The famous author Thomas Carlyle made many visits, living in the area at Craigenputtock House for several years and marrying Jane Welsh at Templand Farm near Dalgarnock. He wrote some verses describing the genius loci of the glen :

| "Cloistered vault of living rocks,
 Here have I my darksome dwelling,
 Working, sing to stones and stocks;
 Where beneath my waves go welling.

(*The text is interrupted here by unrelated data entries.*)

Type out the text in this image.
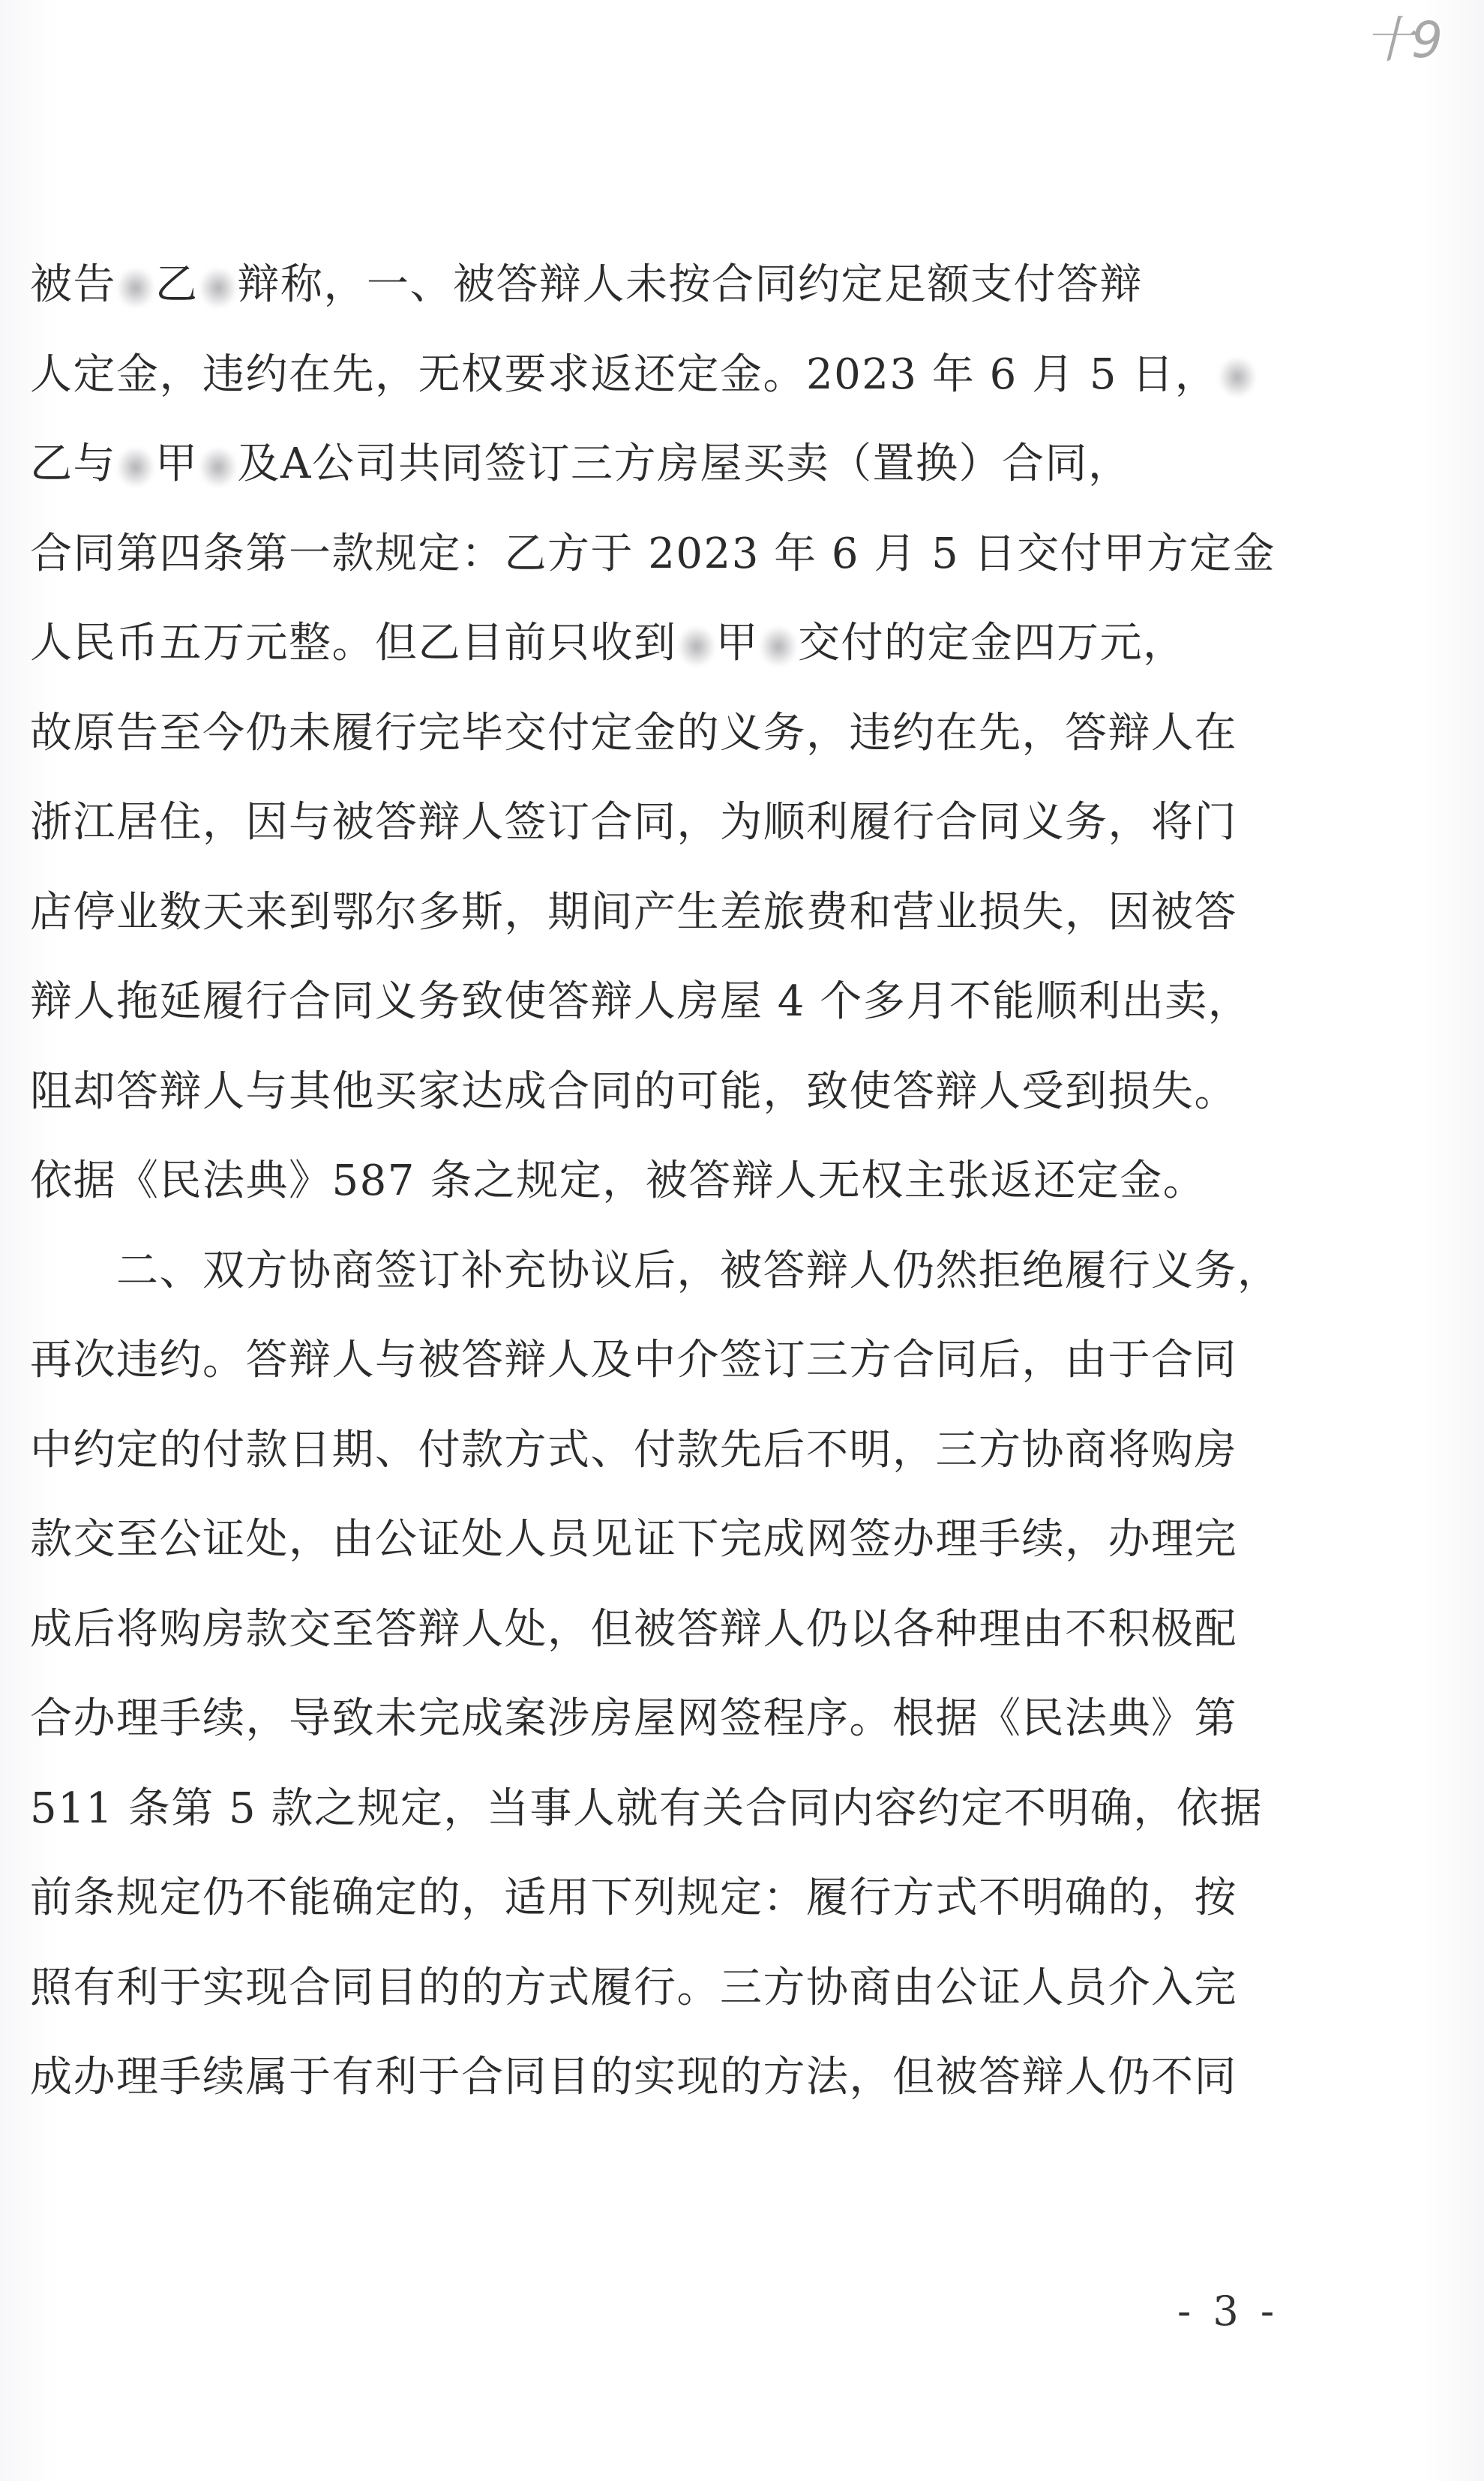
十9
被告 乙 辩称，一、被答辩人未按合同约定足额支付答辩
人定金，违约在先，无权要求返还定金。2023 年 6 月 5 日，
乙与 甲 及A公司共同签订三方房屋买卖（置换）合同，
合同第四条第一款规定：乙方于 2023 年 6 月 5 日交付甲方定金
人民币五万元整。但乙目前只收到 甲 交付的定金四万元，
故原告至今仍未履行完毕交付定金的义务，违约在先，答辩人在
浙江居住，因与被答辩人签订合同，为顺利履行合同义务，将门
店停业数天来到鄂尔多斯，期间产生差旅费和营业损失，因被答
辩人拖延履行合同义务致使答辩人房屋 4 个多月不能顺利出卖，
阻却答辩人与其他买家达成合同的可能，致使答辩人受到损失。
依据《民法典》587 条之规定，被答辩人无权主张返还定金。
二、双方协商签订补充协议后，被答辩人仍然拒绝履行义务，
再次违约。答辩人与被答辩人及中介签订三方合同后，由于合同
中约定的付款日期、付款方式、付款先后不明，三方协商将购房
款交至公证处，由公证处人员见证下完成网签办理手续，办理完
成后将购房款交至答辩人处，但被答辩人仍以各种理由不积极配
合办理手续，导致未完成案涉房屋网签程序。根据《民法典》第
511 条第 5 款之规定，当事人就有关合同内容约定不明确，依据
前条规定仍不能确定的，适用下列规定：履行方式不明确的，按
照有利于实现合同目的的方式履行。三方协商由公证人员介入完
成办理手续属于有利于合同目的实现的方法，但被答辩人仍不同
- 3 -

Beams flood-borne athwart me cast
 Arches see, and aisles moist gleaming;
 Sounds for aye my organ blast,
 Grim cathedral, shaped in dreaming.
 |

Robert Forsyth published his popular five volume work "Beauties of Scotland" in 1805 in which, following his visit, he describes the "..very beautiful cascade by falling over a precipice of about 80 to 90 feet in height and perpendicular."

Robert Burns who knew the area well as a local and as a customs and excise officer, lived for a time at near by Ellisland Farm and is said to have carved his initials here.

The author Allan Cunningham carved his full name and the date 1806 on the wall of the "Sutors Seat" as recorded by local man W.A.Carruthers in 1960.